Она стояла, тихо радуясь легкому ветерку, когда вдруг раздался пронзительный визг, переходящий в громкий крик, который все длился и длился, сотрясая ночь. Вот он на мгновение пропал, а затем раздался снова, болезненный, жуткий. Эмили замерла, мурашки бегали по ее коже. Наконец наступила тяжелая тишина.

Где-то раздался короткий вскрик. Эмили подобрала юбки и побежала в дом, затем через гостиную и холл, и выбежала через парадную дверь. Она звала дворецкого и лакея, остановилась на крыльце. Вдоль улицы начал зажигаться свет. Мужской голос выкрикивал что-то в двухстах ярдах отсюда.

Эмили увидела Селену. Она бежала посередине дороги, волосы распущены, платье на спине и груди разорвано, обнажая белое тело.

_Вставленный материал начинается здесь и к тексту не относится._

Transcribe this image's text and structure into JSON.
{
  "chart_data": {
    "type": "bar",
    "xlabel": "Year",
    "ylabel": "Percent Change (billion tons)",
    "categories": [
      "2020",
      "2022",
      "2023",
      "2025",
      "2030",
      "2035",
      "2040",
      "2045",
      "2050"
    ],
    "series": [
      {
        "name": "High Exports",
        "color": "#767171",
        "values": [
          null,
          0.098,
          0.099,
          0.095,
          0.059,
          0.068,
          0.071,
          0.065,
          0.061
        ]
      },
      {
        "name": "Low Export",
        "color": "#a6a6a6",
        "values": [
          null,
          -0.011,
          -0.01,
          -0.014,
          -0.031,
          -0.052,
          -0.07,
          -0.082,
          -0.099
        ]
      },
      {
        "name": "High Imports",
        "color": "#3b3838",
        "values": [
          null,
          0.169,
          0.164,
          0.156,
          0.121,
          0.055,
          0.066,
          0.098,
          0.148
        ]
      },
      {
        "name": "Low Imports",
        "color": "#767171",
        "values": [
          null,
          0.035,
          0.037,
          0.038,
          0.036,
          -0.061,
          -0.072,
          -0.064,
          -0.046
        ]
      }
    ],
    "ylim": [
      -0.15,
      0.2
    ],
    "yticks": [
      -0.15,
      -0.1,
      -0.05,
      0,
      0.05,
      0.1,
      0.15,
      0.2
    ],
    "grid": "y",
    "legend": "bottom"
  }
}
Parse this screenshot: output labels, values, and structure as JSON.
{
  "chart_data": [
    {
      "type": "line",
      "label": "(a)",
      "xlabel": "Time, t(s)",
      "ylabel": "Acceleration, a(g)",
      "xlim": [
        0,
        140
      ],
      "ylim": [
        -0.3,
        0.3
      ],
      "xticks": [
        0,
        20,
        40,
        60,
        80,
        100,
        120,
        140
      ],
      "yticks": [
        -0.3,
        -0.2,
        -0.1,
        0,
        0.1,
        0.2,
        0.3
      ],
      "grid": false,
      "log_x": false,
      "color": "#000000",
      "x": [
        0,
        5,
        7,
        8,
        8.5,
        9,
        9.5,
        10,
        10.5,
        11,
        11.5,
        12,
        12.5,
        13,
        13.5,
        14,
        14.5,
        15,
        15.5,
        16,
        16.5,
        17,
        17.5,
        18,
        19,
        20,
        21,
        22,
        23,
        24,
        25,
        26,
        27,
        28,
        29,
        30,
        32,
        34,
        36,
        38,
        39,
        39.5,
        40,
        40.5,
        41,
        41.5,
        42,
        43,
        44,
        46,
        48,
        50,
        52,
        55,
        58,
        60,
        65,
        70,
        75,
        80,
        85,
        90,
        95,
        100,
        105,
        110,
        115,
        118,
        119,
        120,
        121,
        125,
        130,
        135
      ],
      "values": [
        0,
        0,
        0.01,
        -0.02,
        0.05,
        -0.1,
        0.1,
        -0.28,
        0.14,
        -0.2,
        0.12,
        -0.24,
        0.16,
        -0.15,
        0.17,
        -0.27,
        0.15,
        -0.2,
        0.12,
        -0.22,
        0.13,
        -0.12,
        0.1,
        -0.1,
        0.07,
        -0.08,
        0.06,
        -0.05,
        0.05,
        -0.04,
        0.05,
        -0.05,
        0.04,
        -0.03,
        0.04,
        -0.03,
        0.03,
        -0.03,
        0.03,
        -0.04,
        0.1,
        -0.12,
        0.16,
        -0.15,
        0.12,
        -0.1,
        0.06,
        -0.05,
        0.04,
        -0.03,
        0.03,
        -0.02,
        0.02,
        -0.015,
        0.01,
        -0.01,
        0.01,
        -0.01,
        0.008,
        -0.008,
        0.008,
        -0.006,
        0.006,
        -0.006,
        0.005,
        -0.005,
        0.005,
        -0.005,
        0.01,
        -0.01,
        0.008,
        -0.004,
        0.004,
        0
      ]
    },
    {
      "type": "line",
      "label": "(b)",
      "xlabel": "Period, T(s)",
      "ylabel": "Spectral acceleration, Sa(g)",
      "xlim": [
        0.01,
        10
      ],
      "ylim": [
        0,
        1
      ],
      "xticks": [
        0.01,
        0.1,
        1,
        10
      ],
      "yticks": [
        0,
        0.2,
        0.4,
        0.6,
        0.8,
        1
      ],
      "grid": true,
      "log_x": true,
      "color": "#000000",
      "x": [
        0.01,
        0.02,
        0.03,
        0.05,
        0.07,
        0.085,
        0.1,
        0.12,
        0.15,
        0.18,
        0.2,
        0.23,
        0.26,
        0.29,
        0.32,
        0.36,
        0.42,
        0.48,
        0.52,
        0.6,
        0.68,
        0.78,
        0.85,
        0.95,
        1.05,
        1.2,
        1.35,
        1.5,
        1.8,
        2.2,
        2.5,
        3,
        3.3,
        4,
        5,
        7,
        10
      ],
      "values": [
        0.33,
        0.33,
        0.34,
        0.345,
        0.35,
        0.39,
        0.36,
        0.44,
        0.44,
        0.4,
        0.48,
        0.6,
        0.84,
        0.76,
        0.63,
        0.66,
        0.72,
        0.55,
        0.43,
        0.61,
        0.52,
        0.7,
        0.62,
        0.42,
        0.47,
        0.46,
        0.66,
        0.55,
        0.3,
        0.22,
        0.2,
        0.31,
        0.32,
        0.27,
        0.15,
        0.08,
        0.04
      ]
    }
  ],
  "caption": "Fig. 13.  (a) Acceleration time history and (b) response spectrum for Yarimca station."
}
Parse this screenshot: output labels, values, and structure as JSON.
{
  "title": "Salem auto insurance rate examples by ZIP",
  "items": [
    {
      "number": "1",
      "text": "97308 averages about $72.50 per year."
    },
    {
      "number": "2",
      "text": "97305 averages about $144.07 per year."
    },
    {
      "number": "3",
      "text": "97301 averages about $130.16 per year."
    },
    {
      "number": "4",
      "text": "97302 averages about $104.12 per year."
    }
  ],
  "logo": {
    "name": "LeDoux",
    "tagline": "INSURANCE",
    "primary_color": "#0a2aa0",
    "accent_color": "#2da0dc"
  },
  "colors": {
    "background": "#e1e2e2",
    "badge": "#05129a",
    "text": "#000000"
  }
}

Эмили подбежала к ней. Она уже сердцем почувствовала, что случилось, и не стала дожидаться, пока Селена перестанет рыдать.

Та упала на руки Эмили.

— Меня… изнасиловали…

— Тихо! — Эмили с трудом удерживала ее. — Тихо! — Она что-то бессмысленно бормотала, но смысл имел только звук ее голоса. — Вы теперь в безопасности. Идем, идем вовнутрь. — Эмили осторожно повела ее, рыдающую, через дорогу, вверх по лестнице.

Внутри она закрыла дверь гостиной и усадила ее. Все слуги находились снаружи, занятые поисками мужчины, который не смог бы объяснить, кто он такой и что здесь делает, — хотя, как быстро поняла Эмили, все, что должен был сделать этот мужчина, чтобы стать практически невидимкой — это присоединиться к поисковой группе. Может быть, когда у Селены пройдет шок, она вообще ничего не скажет, так что надо расспросить ее сейчас.

Эмили склонилась к ней, взяла ее за руки и твердо спросила:

— Что случилось? Кто это был?

Селена подняла голову, к лицу прилила кровь, широко раскрытые глаза блестели.

— Это было ужасно, — прошептала она. — Бешеный голод, ничего подобного я никогда не знала. Я буду ощущать это — и его запах тоже, — пока живу!

— Кто это был? — повторила Эмили.

— Он был высокий, — сказала Селена медленно. — И стройный. И, боже мой, какой он был сильный…

— Кто?!

— Я… О, Эмили, вы должны дать мне клятву, как перед Богом, что ничего не скажете! Клянитесь!

— Почему?

— Потому что, — она с трудом сглотнула ком в горле и вся затряслась, округлив глаза, — я… я думаю, что это был мсье Аларик, но я не уверена. Вы должны поклясться, Эмили! Если вы обвините его и будете неправы, мы обе будем в ужасной опасности. Вспомните Фанни! Я буду клясться, что ничего не знаю.